Después de lo de ayer, con Waylon encima de nosotros, era imposible que Mateo se quedara de brazos cruzados.
Pero los que respaldaban a Waylon y a Henry tenían poder e influencia en todo Ruitalia.
Si pensaba plantárseles de frente, ¿qué chance tenía de ganar?
Ellos contaban con guardaespaldas entrenados, contactos y hasta una maldita bestia imparable.
Me dolía el pecho de ansiedad.
No pude dormir.
Solo me quedé mirando por la ventana por mucho tiempo, con la mente en blanco.
De repente, la perilla de la puerta giró.
Me asusté y me levanté de inmediato.
Se abrió la puerta y ahí estaba Mateo, con un abrigo negro y una bolsa con comida en la mano.
Sin pensar, corrí hacia él y lo abracé.
Era pleno invierno y a esa hora, el frío calaba hasta los huesos.
Su abrigo todavía guardaba el aire frío de la calle.
Con una mano sostenía la bolsa y con la otra me acarició la espalda.

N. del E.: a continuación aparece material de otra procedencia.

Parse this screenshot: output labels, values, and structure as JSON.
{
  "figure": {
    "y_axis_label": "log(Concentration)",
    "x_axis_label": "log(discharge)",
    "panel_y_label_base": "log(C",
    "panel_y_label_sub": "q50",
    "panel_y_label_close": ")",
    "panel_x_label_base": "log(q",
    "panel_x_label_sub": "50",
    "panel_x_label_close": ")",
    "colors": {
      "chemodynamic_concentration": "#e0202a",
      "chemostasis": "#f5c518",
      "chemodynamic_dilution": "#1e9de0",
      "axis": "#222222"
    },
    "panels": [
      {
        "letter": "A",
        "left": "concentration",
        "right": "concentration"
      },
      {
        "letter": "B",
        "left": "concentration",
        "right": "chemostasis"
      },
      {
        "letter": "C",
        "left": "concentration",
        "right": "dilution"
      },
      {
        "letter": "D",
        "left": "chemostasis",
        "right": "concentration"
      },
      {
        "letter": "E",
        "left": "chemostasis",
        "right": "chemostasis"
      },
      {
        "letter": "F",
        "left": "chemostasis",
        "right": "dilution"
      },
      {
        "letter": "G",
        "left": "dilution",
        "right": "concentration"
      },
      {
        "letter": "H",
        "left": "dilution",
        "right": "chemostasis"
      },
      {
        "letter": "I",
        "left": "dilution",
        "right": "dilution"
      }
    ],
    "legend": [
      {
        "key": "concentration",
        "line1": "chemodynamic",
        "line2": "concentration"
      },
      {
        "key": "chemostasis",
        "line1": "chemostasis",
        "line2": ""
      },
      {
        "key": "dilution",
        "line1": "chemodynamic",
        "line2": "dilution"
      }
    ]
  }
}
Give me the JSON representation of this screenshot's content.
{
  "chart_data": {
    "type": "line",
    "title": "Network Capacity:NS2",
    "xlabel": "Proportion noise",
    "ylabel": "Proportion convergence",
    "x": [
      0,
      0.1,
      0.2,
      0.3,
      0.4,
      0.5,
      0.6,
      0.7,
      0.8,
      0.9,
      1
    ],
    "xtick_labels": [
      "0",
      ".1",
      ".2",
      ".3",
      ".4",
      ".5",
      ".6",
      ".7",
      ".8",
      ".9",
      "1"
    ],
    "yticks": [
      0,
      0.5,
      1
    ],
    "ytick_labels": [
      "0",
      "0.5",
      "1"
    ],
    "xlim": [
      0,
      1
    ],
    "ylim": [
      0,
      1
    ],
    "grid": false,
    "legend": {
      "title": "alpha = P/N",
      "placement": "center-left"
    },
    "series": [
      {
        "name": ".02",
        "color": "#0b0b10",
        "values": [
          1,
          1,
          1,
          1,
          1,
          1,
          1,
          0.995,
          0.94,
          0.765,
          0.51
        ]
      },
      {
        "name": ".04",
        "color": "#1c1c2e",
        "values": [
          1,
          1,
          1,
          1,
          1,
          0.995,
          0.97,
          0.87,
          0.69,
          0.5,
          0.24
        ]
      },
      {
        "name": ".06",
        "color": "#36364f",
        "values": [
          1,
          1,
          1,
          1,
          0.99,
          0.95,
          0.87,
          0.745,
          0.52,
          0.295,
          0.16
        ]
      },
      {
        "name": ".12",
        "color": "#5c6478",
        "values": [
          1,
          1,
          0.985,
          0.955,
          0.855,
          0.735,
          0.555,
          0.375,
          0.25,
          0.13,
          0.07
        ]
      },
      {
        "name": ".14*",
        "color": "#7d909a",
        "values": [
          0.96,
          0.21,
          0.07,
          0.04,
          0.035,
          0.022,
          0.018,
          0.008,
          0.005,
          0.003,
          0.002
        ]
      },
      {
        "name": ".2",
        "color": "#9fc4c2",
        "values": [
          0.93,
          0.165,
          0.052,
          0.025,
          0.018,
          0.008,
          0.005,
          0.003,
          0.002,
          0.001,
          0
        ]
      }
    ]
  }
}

—¿Así que te quedaste despierta, esperándome? —murmuró en voz baja.
Me aparté un poco y lo miré a los ojos.
—¿Dónde estuviste? Cada vez que despierto en mitad de la noche, tú ya no estás. ¿Eres un búho o qué? Siempre desapareces a estas horas.
Mateo se rio.
—¿Un búho?
—¡Pues claro que sí! —lo miré de reojo y lo llevé hasta la ventana.
—Y no cambies de tema, dime a dónde fuiste.
—Fui a encargarme de unos grupitos que Waylon tiene aquí —respondió con calma.
Mientras hablaba, abrió el envase.
Era una hamburguesa bien caliente, con papas fritas.
—Come primero —dijo.
—Voy a la ducha un momento.
Quise insistir, seguir preguntando, pero él ya se había metido al baño.
Mi instinto me decía que no me estaba contando la verdad.
No había salido solo a "encargarse de unos grupitos".
Planeaba algo más grande y mucho más peligroso.